Но вопреки, на сердце зиждя жар огня,
Избрал доселе трудный путь, удел раба и звонаря,
Недостойный Бога восхвалять, сомкнув уста,
В башню дверь десницей отворя,
Безмолвствуя, звоню во все колокола.
Ныне она столь близка, вот укрывает холмик осенняя листва.
Крест возвышается дубовый, она в земле недвижно спит.
До дня Страшного суда, а я, с обещанием вдовца,
Вечно любить одну, что за неверность укорит,
Ведь в дни разлуки помышлял и видел девы отраженье
В других, естество ее в них воображалось,
Иллюзии то были, страсти плотской наважденье,
Мечтательно теплотой тело озарялось.
Отныне возможно каждый день мне назначать свиданья,
Она рядом, слушает меня, цветы без стесненья принимает,
Внимает в строки моего писанья,
Лишь обо мне помышляет.
Безумец! Неужто смерть жизни стала краше.
Похоронил, дабы обрести, уже не зацвести.
Глупец! Вознамеривший любить в страхе,
Крест тот тебе не понести.
Но, вопреки, законам неба и людским.
Взваливши на спину, ползу под тяжестью любви,
Пустынью жаркой и дном морским,
Всюду борозда моя и слышен вопль страждущей души.
* * *
Писателя придадите вы забвенью,
Но ее не забудете вовек.
Восхищаете к добру ее стремленью,
А я предстану на суде последним, как последний низкий человек.
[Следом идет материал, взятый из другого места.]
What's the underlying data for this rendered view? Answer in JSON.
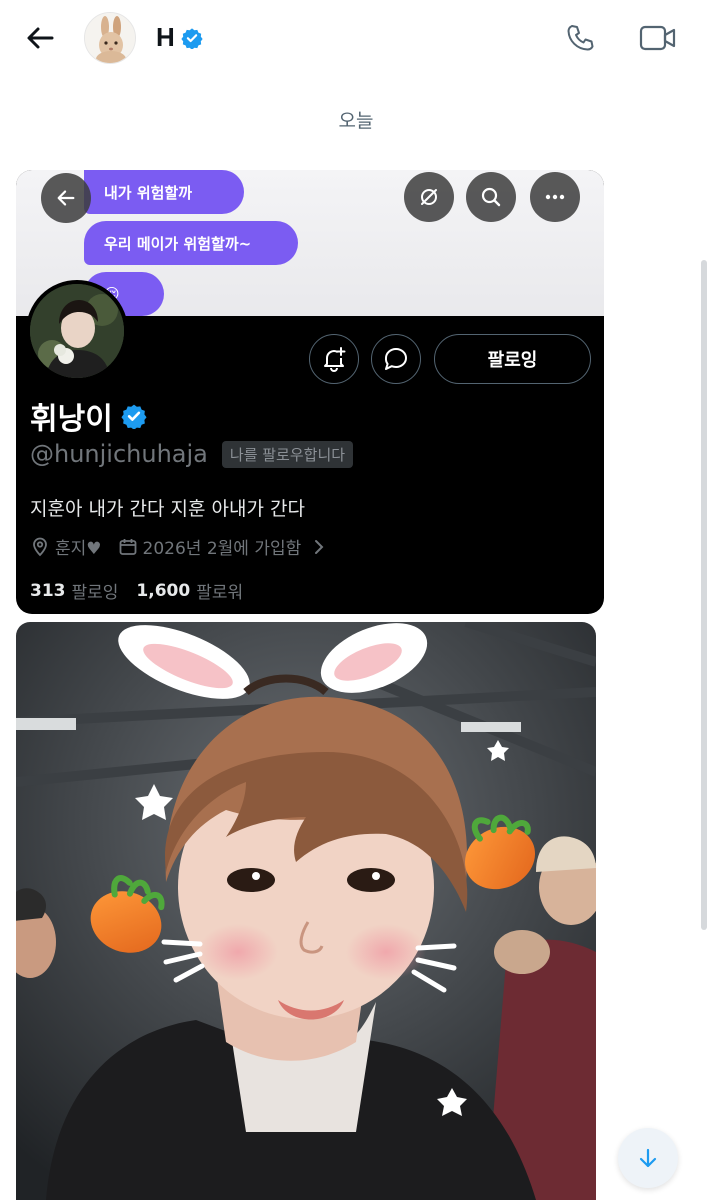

Видя свет ее благословенный,
Надежду обрету, любя Ариану лишь одну.
Некогда ничтожный, благоверный
Трепет в сердце хладное вручу.
И я уйду вслед за нею,
Влекомый чаяньем манящим.
Я верою и усомниться не посмею,
Претерпевши, мы славу вечную обрыщем.
* * *
Спи ангел мой небесный, покуда за тобою не прейду.
Не поседеют волосы твои, и внуков не прижмешь к груди.
Пусть не печалят потери те, утраты возвращу,
Встречусь еще не раз на земном твоем пути.
Взмокли длинны волосы мои от слез.
Который час прощаюсь с девой, застывши у гроба.
Доносится со всех сторон сонм укоров и угроз.
Они спешат похоронить, ожидая яства накрытого стола.
О Боже, она была жива!
Молила и любила, радовалась и грустила,
Рядышком со мной сидела и по имени звала.